When her speech concluded, Carry Nation was pressed for time to make it to the railroad station to catch the next B&O southbound to Mt. Vernon.  Before she left the Square, however, she exercised the right of Free Trade while she still had an audience.  She never traveled anywhere without a carpetbag full of souvenirs for sale, and she never lacked for clientele with ready cash who all wanted a piece of her.  She sold autographed pictures for ten cents, but more popular was the little mother-of-pearl hatchet pin with an inlaid (glass) diamond that went for a quarter.

These young women were photographed on East Fourth Street during a meeting of their Women’s Christian Temperance Union group. Clearly they adored their hero Carry Nation because each of them sports a little paper hatchet pinned to her dress.
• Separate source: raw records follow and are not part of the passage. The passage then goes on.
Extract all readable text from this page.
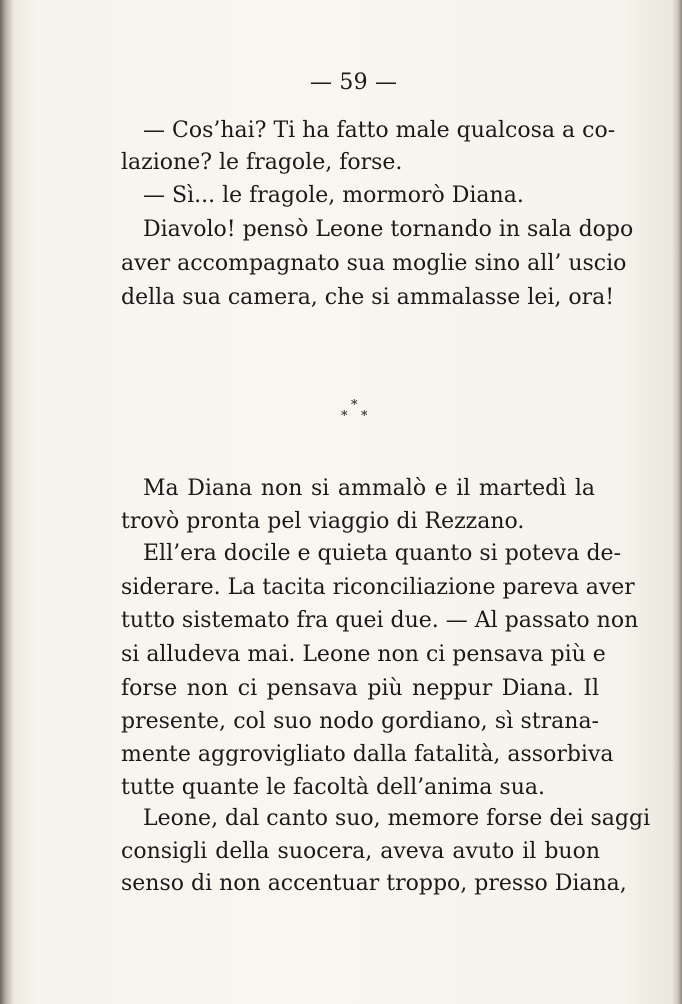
— 59 —
— Cos’hai? Ti ha fatto male qualcosa a co-
lazione? le fragole, forse.
— Sì... le fragole, mormorò Diana.
Diavolo! pensò Leone tornando in sala dopo
aver accompagnato sua moglie sino all’ uscio
della sua camera, che si ammalasse lei, ora!
*
* *
Ma Diana non si ammalò e il martedì la
trovò pronta pel viaggio di Rezzano.
Ell’era docile e quieta quanto si poteva de-
siderare. La tacita riconciliazione pareva aver
tutto sistemato fra quei due. — Al passato non
si alludeva mai. Leone non ci pensava più e
forse non ci pensava più neppur Diana. Il
presente, col suo nodo gordiano, sì strana-
mente aggrovigliato dalla fatalità, assorbiva
tutte quante le facoltà dell’anima sua.
Leone, dal canto suo, memore forse dei saggi
consigli della suocera, aveva avuto il buon
senso di non accentuar troppo, presso Diana,
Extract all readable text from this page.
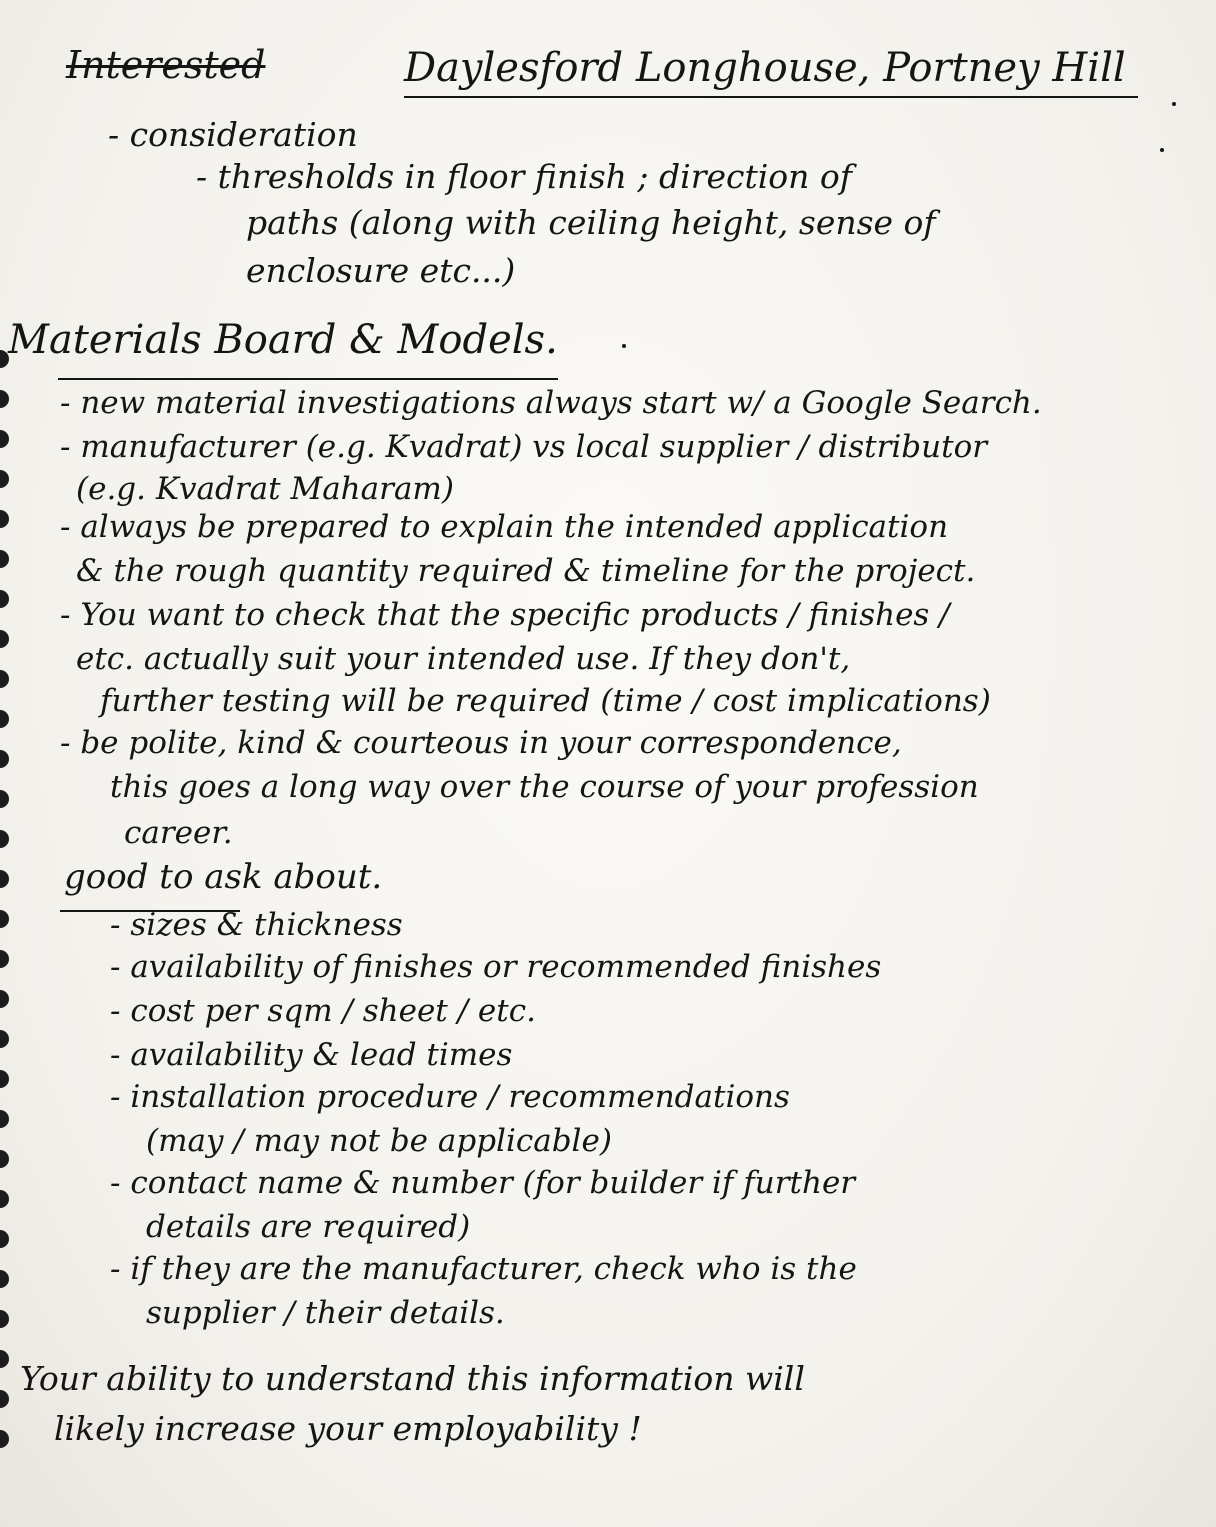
Interested	Daylesford Longhouse, Portney Hill
- consideration
- thresholds in floor finish ; direction of
paths (along with ceiling height, sense of
enclosure etc...)
Materials Board & Models.
- new material investigations always start w/ a Google Search.
- manufacturer (e.g. Kvadrat) vs local supplier / distributor
(e.g. Kvadrat Maharam)
- always be prepared to explain the intended application
& the rough quantity required & timeline for the project.
- You want to check that the specific products / finishes /
etc. actually suit your intended use. If they don't,
further testing will be required (time / cost implications)
- be polite, kind & courteous in your correspondence,
this goes a long way over the course of your profession
career.
good to ask about.
- sizes & thickness
- availability of finishes or recommended finishes
- cost per sqm / sheet / etc.
- availability & lead times
- installation procedure / recommendations
(may / may not be applicable)
- contact name & number (for builder if further
details are required)
- if they are the manufacturer, check who is the
supplier / their details.
Your ability to understand this information will
likely increase your employability !
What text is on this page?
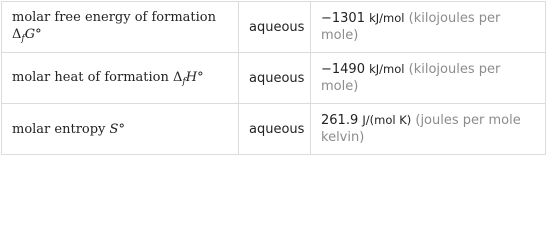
molar free energy of formation
$\Delta_fG^\circ$	aqueous	−1301 kJ/mol (kilojoules per mole)
molar heat of formation $\Delta_fH^\circ$	aqueous	−1490 kJ/mol (kilojoules per mole)
molar entropy S°	aqueous	261.9 J/(mol K) (joules per mole kelvin)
For 25 cents they could purchase an authentic souvenir from the lady herself, sold by the hundreds to offset the fines she incurred smashing saloons.

Between the Square and the B&O depot on North Mulberry Street she managed to unload nearly thirty dollars of merch.

A considerable portion of her audience accompanied Carry nation to the train, not wanting to say goodbye, and they all stood back respectfully whenever she stopped along the route to shout threats of hell, at Zoller’s Saloon and the The Bank Cafe.

Once she reached the platform at the depot with ticket in hand, she had a few moments to indulge her fans with another abbreviated spiel, and with the smoothness of any practiced snake-oil salesman she deftly imparted another $10 worth of point-of-departure purchases.

Her detractors, though never audibly vocal during her sojourn in town, couldn’t let her get away with the last word.  While she was distracted by her admirers, the station’s assistant Agent sidled unnoticed over to her unattended traveling bag and slipped into it a little souvenir of Mansfield—a freshly bottled quart of Grossvater beer from the Renner & Weber Brewery on Diamond Street.


The Last Word

Historically speaking, though she didn’t live to see it, Carry Nation’s dream of an America where alcohol was outlawed did come to pass nearly a generation after her pitstop in Mansfield.  It was called Prohibition and it lasted 13 years.

Through the decades since she was here, thoughts about the wisdom of telling people how to behave themselves have been volleyed back and forth over the net with inconclusive results.  There is a different element of her legend, however, that she still compellingly embodies to this day, and that is: the power of one person to make her voice heard.

Carry Nation spoke from the western steps of the bandstand in Mansfield’s public square on August 25, 1902.